Anonymous bank takedown a wakeup call for behavioural biometrics

By Lisa Baergen, director at NuData Security

Notorious hacker network Anonymous recently launched a month-long campaign targeting the global banking industry.

According to an article in Fortune, members of the secretive group of activists and hackers went after the Bank of Greece in May of this year, taking down the site for a few minutes and launching the first punch in a series of high stakes showdowns between global bank security systems and the infamous hacker network.

Several other high profile attacks have since followed over the last month in what Anonymous calls Operation Icarus. The group has so far claimed successful attacks on 9 other central banks, including the Central Bank of Mexico and Cyprus. Next on the hit list are the Bank of England, the World Bank, IMF, the US Federal Reserve and 160 other national banks. Anonymous vows to continue the project for 30 days, culminating in attacks on NASDAQ, NYSE, and PayPal.

The group appears to have joined forces with another hacker group, Ghost Squad Hackers. The objective appears to be to create chaos in the global banking industry and is “a retaliation to the 1%” as “elite banking cartels [are] putting the world in a perpetual state of chaos”, says hacker ‘s1ege’ who claims to be affiliated with the hacker collective GSH participating in the takedown.

These attacks on banking websites might take the site down for a few minutes or longer, depending on the level of penetration and severity and, while the attack may not be long by our standards, it can cost the banks millions — making the threat very real. Adding this to the perception that bank security is vulnerable it can’t help but hurt bank brands globally whose reputations rely on consumer trust.

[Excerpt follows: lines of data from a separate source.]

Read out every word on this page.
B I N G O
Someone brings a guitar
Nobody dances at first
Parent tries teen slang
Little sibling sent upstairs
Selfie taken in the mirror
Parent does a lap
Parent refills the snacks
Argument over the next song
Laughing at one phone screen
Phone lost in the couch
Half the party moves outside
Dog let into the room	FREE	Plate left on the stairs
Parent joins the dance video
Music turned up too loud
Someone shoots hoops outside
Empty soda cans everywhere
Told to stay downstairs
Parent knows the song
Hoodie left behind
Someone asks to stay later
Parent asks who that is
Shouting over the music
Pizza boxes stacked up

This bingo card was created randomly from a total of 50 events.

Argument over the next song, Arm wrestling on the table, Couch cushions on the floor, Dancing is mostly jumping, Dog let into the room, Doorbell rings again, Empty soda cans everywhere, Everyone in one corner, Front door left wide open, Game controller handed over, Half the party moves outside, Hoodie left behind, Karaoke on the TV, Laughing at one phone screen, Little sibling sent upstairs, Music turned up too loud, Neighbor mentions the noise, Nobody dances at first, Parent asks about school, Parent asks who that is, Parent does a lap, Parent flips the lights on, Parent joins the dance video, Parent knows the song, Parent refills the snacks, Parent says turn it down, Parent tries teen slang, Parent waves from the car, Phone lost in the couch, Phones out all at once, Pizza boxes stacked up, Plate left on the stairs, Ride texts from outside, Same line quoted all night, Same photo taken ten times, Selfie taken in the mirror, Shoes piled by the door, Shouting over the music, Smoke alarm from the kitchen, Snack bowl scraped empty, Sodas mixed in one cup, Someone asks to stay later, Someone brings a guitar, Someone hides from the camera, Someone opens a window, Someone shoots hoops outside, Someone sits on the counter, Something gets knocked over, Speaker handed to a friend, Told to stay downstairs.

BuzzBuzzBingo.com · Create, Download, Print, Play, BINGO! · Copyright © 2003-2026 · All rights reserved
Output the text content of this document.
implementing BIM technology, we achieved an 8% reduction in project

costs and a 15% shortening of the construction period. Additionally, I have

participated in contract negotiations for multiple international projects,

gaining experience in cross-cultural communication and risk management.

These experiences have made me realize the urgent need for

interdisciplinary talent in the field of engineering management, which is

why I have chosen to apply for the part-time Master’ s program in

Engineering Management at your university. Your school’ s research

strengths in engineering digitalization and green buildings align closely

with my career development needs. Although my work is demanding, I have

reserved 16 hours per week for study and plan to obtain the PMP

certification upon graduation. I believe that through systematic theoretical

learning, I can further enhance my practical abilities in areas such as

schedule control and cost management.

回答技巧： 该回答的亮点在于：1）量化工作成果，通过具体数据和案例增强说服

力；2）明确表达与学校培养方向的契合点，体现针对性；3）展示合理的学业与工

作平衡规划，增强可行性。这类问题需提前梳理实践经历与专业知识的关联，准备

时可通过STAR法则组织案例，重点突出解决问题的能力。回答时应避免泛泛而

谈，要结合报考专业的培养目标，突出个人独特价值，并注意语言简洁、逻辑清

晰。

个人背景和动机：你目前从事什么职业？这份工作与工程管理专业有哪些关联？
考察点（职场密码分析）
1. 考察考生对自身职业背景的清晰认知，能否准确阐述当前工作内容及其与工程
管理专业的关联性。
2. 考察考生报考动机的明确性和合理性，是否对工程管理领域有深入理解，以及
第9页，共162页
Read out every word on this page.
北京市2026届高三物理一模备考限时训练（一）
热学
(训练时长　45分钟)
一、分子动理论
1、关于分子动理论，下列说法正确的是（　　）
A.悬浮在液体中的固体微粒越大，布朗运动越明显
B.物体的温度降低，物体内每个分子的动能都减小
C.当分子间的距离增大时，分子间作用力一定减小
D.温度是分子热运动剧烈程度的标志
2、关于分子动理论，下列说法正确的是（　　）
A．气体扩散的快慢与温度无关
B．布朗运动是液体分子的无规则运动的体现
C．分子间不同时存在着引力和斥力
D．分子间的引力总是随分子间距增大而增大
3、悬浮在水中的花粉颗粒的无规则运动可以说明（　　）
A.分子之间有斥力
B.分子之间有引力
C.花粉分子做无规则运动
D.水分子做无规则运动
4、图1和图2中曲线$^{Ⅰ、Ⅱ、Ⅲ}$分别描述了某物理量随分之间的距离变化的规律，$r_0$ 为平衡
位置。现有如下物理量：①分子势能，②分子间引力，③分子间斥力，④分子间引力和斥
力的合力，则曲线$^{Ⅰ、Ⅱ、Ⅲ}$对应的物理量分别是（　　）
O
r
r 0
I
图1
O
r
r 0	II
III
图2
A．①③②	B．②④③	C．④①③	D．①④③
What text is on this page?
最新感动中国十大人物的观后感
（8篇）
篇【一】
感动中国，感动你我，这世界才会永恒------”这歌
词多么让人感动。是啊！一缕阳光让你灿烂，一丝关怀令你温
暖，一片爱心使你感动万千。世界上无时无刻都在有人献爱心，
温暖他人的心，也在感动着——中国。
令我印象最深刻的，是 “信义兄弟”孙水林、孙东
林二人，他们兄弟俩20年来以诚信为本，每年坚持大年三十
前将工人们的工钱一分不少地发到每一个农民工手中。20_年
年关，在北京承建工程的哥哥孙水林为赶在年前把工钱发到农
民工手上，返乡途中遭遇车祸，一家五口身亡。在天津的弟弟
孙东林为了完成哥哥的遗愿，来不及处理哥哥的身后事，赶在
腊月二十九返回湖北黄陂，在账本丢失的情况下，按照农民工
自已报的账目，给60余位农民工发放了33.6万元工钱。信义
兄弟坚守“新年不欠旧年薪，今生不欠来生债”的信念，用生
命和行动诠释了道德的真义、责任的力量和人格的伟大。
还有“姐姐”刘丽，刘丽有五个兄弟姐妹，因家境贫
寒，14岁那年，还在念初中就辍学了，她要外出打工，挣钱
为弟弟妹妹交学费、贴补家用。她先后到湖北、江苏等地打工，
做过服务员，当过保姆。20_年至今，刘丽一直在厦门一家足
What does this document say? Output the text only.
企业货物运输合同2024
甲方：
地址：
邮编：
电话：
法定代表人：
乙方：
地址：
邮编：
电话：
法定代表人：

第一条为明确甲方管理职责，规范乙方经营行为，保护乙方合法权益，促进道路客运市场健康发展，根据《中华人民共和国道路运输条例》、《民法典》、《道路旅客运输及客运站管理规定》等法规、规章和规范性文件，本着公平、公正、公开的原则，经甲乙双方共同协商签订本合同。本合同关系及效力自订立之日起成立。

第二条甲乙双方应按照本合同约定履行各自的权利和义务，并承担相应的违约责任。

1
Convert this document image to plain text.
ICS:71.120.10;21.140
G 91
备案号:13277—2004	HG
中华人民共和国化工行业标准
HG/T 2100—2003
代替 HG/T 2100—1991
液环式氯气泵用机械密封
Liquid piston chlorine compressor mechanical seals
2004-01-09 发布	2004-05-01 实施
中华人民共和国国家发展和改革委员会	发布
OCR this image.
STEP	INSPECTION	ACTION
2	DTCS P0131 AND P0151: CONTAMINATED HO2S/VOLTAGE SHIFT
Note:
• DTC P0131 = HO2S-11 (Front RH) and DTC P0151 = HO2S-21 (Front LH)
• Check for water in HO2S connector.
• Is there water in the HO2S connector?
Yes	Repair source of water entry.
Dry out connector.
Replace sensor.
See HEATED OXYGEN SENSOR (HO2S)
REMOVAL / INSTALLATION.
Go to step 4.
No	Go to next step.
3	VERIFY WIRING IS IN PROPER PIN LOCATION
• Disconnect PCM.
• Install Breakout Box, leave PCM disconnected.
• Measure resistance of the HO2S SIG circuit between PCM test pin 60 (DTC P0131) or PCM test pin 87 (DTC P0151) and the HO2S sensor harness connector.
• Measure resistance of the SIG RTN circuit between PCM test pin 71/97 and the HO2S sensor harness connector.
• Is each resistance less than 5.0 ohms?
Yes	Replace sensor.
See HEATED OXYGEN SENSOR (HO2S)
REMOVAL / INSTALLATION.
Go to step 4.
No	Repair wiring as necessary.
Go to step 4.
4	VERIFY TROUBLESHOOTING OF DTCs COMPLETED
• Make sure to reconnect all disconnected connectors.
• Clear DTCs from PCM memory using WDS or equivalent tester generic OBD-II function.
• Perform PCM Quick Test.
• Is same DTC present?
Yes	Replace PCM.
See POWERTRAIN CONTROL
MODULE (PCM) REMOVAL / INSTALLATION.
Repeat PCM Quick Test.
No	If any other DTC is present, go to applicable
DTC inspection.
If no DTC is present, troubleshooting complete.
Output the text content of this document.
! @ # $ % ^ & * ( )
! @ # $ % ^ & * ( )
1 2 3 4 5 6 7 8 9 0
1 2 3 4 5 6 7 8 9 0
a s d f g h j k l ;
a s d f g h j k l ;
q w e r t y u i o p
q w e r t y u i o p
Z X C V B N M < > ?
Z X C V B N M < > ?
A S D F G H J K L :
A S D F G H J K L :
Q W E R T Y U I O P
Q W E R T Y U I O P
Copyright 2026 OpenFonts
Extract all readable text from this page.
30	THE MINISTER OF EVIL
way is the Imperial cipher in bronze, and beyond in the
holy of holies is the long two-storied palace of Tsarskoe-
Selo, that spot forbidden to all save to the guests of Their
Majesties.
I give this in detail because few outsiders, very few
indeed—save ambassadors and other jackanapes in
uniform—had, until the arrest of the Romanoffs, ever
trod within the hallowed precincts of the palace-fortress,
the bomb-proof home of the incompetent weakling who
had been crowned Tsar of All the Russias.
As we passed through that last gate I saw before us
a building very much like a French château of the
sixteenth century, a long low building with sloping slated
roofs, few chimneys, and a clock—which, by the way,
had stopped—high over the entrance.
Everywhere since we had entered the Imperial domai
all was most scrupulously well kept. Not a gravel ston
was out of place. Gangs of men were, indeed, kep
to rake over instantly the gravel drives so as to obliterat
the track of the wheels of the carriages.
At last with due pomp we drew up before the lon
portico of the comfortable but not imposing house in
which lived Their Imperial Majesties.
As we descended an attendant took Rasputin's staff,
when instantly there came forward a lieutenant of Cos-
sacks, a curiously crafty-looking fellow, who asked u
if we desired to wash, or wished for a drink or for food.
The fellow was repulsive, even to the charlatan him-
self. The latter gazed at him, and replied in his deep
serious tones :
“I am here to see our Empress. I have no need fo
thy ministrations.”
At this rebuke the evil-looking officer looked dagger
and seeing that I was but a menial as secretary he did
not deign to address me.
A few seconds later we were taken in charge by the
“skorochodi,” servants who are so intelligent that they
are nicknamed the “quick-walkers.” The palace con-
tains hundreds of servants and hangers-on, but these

This is just one more reminder that banks need to make it imperative to put a robust security strategy in place, and one that looks beyond the device or static data. No further reminders should be needed at this point. The cold, hard truth is that hackers have openly declared war, have scheduled their attacks and operationalised large-scale collaborative hacking projects. There is no doubt they can and will attack again.

In 2015, for example, we identified that a staggering 45 percent of new accounts created across our financial services and e-commerce clients (including some of the largest banks and merchants globally) are fraudulent attempts. Fortunately, those attempts can and are thwarted thanks to pre-transactional early detection using our passive biometric technology.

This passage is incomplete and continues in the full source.